Like the majority of people who live in Oshawa, Ontario, I oppose the building of an ethanol plant on our lakeshore. So does the city government. However, it is not simply NIMBYism which motivates my opposition. No one should have an ethanol plant in their community, particularly not on the lakeshore, and mere feet from the city's largest park and public swimming area.
Ethanol is not "green," it is not an environmental solution to anything. This is particularly true of corn-based ethanol. As National Geographic pointed out in 2006, corn-based ethanol produces only slightly more energy than it takes to produce it. Ethanol plants also have a serious environmental impact on the areas where they are operated, though no environmental impact study was done in the case of Farmtech's proposed Oshawa plant.
In addition to the negative environmental impacts, ethanol creates another problem. It contributes to increasing food prices and food shortages. Recently the United Nations urged the United States to suspend ethanol production to fend off a looming food crisis. With most of U.S. croplands experiencing serious drought and Ontario's corn crop in jeopardy, increasing ethanol production has to potential to drive up food prices without reducing energy consumption or greenhouse gasses. Those food prices increases, by the way, extend far beyond corn.
Clearly the public costs of ethanol production is too great to justify the 50 permanent jobs that the plant is supposed to create.

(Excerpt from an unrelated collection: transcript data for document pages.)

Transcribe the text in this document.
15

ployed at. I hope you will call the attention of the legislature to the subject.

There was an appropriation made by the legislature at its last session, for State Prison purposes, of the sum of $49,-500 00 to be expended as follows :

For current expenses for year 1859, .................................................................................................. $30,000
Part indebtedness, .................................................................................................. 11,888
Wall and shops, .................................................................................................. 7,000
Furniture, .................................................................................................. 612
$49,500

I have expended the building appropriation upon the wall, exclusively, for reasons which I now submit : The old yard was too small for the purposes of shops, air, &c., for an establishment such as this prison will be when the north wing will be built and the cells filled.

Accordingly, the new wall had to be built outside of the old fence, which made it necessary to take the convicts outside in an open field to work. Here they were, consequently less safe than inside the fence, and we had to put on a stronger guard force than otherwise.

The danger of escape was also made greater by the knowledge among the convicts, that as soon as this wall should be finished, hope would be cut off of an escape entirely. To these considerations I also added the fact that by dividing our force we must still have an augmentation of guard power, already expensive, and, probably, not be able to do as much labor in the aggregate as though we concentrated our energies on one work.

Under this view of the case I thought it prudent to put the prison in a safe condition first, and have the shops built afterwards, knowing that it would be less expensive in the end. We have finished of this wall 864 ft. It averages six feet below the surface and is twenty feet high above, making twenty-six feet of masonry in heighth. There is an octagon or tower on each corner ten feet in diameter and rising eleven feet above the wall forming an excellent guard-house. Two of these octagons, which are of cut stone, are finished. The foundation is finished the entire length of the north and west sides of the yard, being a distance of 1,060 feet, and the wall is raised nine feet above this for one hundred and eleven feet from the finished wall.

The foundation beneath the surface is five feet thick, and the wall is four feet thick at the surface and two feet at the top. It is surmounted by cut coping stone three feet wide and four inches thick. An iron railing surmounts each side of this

That is not the only problem with the proposed plant though. The other problem is obvious cronyism. The decision to build the plant was made, behind closed doors, by Conservative Party members, for the benefit of Conservative Party donors with the Oshawa public and the Oshawa city council in opposition. In 2011, Oshawa-Whitby MP Jim Flaherty said that the decision on whether or not to approve the plant was between the city and the port authority. However, five months later Flaherty himself chose, Gary Valcour, the president of Flaherty's own Oshawa-Whitby riding association to head that port authority. That riding association also includes Tim O'Connor, brother of Dan O'Connor the president of Farmtech Energy Corporation, the company that applied to build the plant. Tim O'Connor is also a former board member of the board of directors of Farmtech and served as campaign director for Flaherty's wife, MPP Christine Elliott.
All charges of cronyism are, of course, dismissed out of hand by Flaherty and the Conservatives. According to Flaherty he was not involved in the decision to go ahead with the ethanol plant. Even if all of that is taken at face value though it does not mean that the federal government cannot intervene to stop the plant or, at the very least, demand a environmental assessment be done.
When they first came to power Stephen Harper, Jim Flaherty and the Conservative Party of Canada promised to deliver power to the grass roots. They promised, never delivered, reforms that would put power back in the hands of ordinary people. However, in 2012, Jim Flaherty is willing to throw up his hands and claim impotence when the wishes and best interests of his constituents come directly into conflict with a branch of the federal government (a branch that is part of his portfolio).
He is willing to look the other way on a decision that compromises the safety and wellbeing of the people who elected him, when that same decision financially benefits personal friends. Under the circumstances, it is safe, without a touch of cynicism to ask serious question and even to assume the worst until some reasonable answers are given or concrete actions are taken.